Edson Cruz - Começo por uma genealogia que nos aproxima: o poeta Manoel de Barros. Teu livro Biografia de uma Árvore, de 2002, a começar pelo título, parece-me que foi todo autorizado pelo Manoel, além dos pássaros, raízes e frutos. Esta relação amorosa vem desde quando?
Fabrício Carpinejar - Eu tenho paixão pela poesia anônima. Uma poesia que seja somente pouso de rio. Acredito que o rio sabe pousar melhor do que a ave. Biografia de uma árvore tem algumas peculiaridades que o diferenciam da poética do chão de Manoel de Barros: poesia extremamente tensa, que pergunta e não responde, quebra a bússola e não dá um rumo. Não faço poesia para consolar, mas inquietar. O melhor riso acontece quando não o esperamos. Meu desespero é apenas uma forma de rir. Não sou discípulo nem de mim mesmo. Mudo de endereço antes de me repetir. Eu sempre acreditei que o melhor esconderijo que havia em casa era o violino que ninguém tocava. Escondi minha poesia dentro das cordas. Sou um perfeccionista pelas imperfeições. Aprendi a me espreguiçar com um único suspiro. O fogo é um suspiro da água.
EC - Soube de tua tese sobre ele. Você gostaria de colocá-la sob nossos olhos e corações? Qual a nervura que, nela, você amplia?
FC - Meu estudo afirma que Manoel de Barros é um grande teólogo. Ele busca professar sabedoria em sua teologia dos trastes, enumerando o que um homem precisa fazer para ser uma paisagem. O autor procura repassar a pedagogia do ínfimo, ensinar como o leitor deve se comportar para enxergar o poema. Não questiona, não duvida, propõe uma poética do alumbramento, exclamativa. Realiza uma catequese: converter o selvagem em uma voz dócil e culta. Sua poesia tem o formato de conto, com pontuação epistolar. Usei como antítese em meu estudo a poesia de João Cabral. É curioso notar que Cabral dizia ser cerebral e é altamente espontâneo. Manoel diz ser espontâneo e é altamente cerebral. Ainda estamos presos nas falsas aparências.
EC - Em teu livro de 2000, Um Terno de Pássaros ao Sul, nota-se a importância de suas raízes afetivas, principalmente a figura paterna, para sua poesia. Fale-nos um pouco da sua relação com a poesia de Carlos Nejar. Quais seus poemas preferidos?
FC - O pampa é meu pai. O pampa é também pai de meu pai e pai de meu avô. Eu tenho uma ligação fortíssima com a terra e sua exuberância. Sempre prefiro sair pela porta do pátio do que pela porta da frente em minha casa.

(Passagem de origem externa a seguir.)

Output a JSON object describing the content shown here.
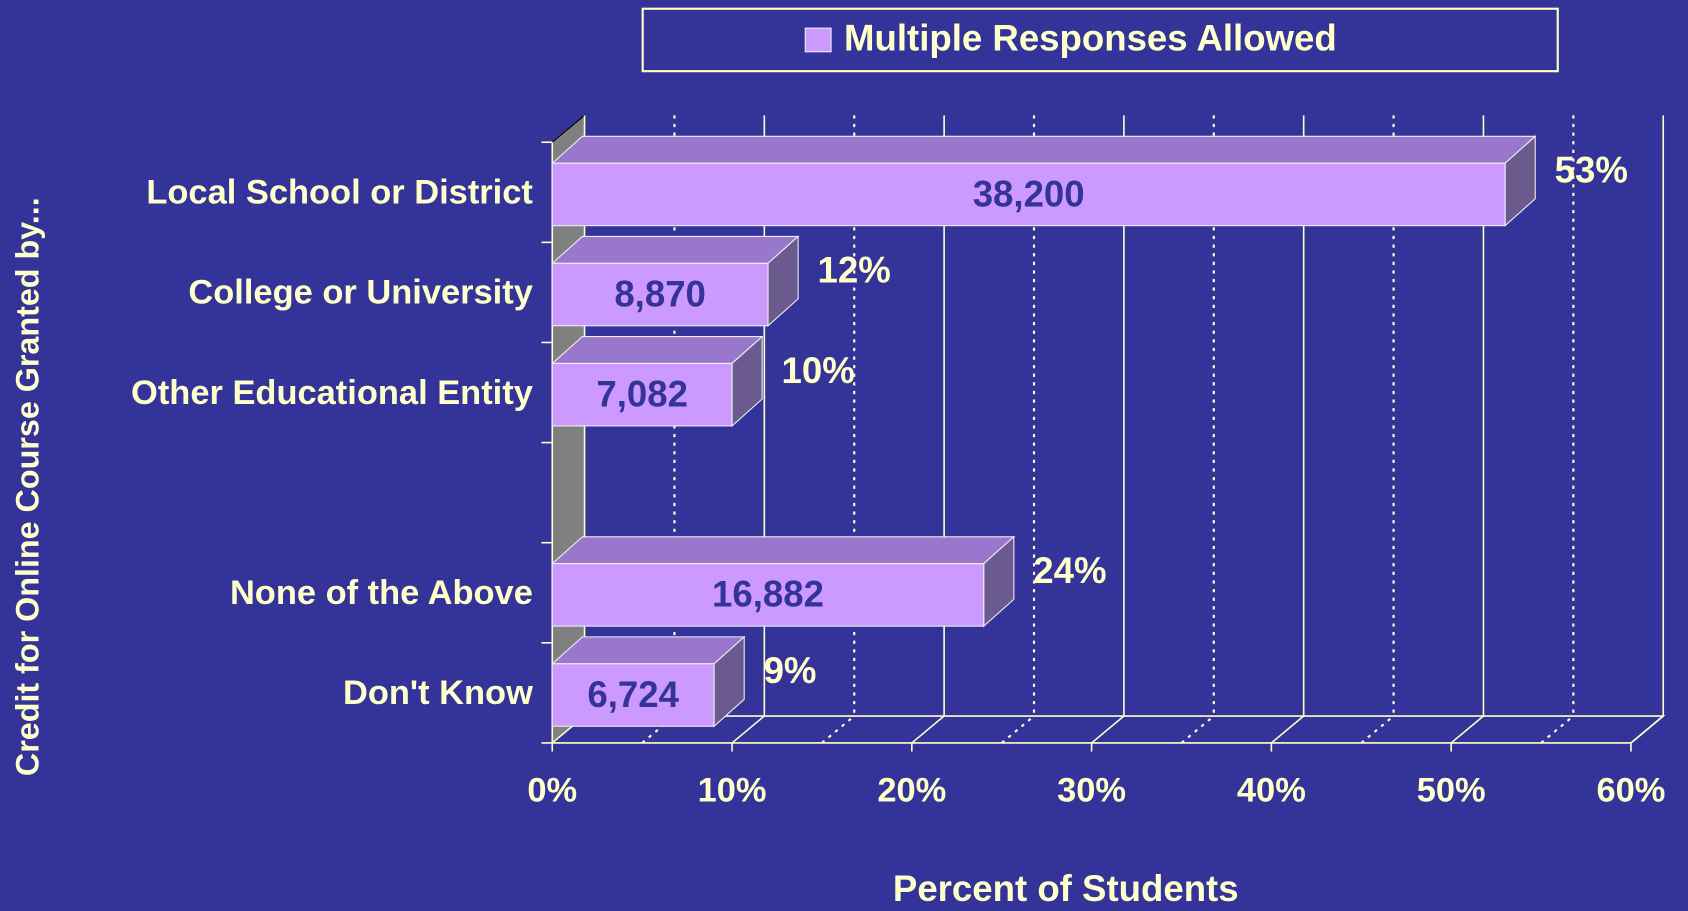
{
  "chart_data": {
    "type": "bar3d_horizontal",
    "categories": [
      "Local School or District",
      "College or University",
      "Other Educational Entity",
      null,
      "None of the Above",
      "Don't Know"
    ],
    "series": [
      {
        "name": "Multiple Responses Allowed",
        "color": "#cc99ff",
        "values": [
          53,
          12,
          10,
          null,
          24,
          9
        ],
        "value_labels": [
          "53%",
          "12%",
          "10%",
          null,
          "24%",
          "9%"
        ],
        "counts": [
          38200,
          8870,
          7082,
          null,
          16882,
          6724
        ],
        "count_labels": [
          "38,200",
          "8,870",
          "7,082",
          null,
          "16,882",
          "6,724"
        ]
      }
    ],
    "xlabel": "Percent of Students",
    "ylabel": "Credit for Online Course Granted by...",
    "xlim": [
      0,
      60
    ],
    "xticks": [
      {
        "value": 0,
        "label": "0%"
      },
      {
        "value": 10,
        "label": "10%"
      },
      {
        "value": 20,
        "label": "20%"
      },
      {
        "value": 30,
        "label": "30%"
      },
      {
        "value": 40,
        "label": "40%"
      },
      {
        "value": 50,
        "label": "50%"
      },
      {
        "value": 60,
        "label": "60%"
      }
    ],
    "grid": true,
    "legend": "top"
  }
}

Passava pelos cheiros da cozinha e absorvia a atmosfera da horta. Misturei essa carga ancestral com minha vida urbana, com a urgência do cotidiano. Minha poesia faz romance em versos. Invento para libertar a mentira do hábito. Uma verdade já decorada não me agrada. Eu organizei uma antologia da poesia de Nejar, chamada Breve História do Mundo, que saiu pela Ediouro. Disponho a obra nejariana por arquétipos e espaços como assoalho, porão, calabouço.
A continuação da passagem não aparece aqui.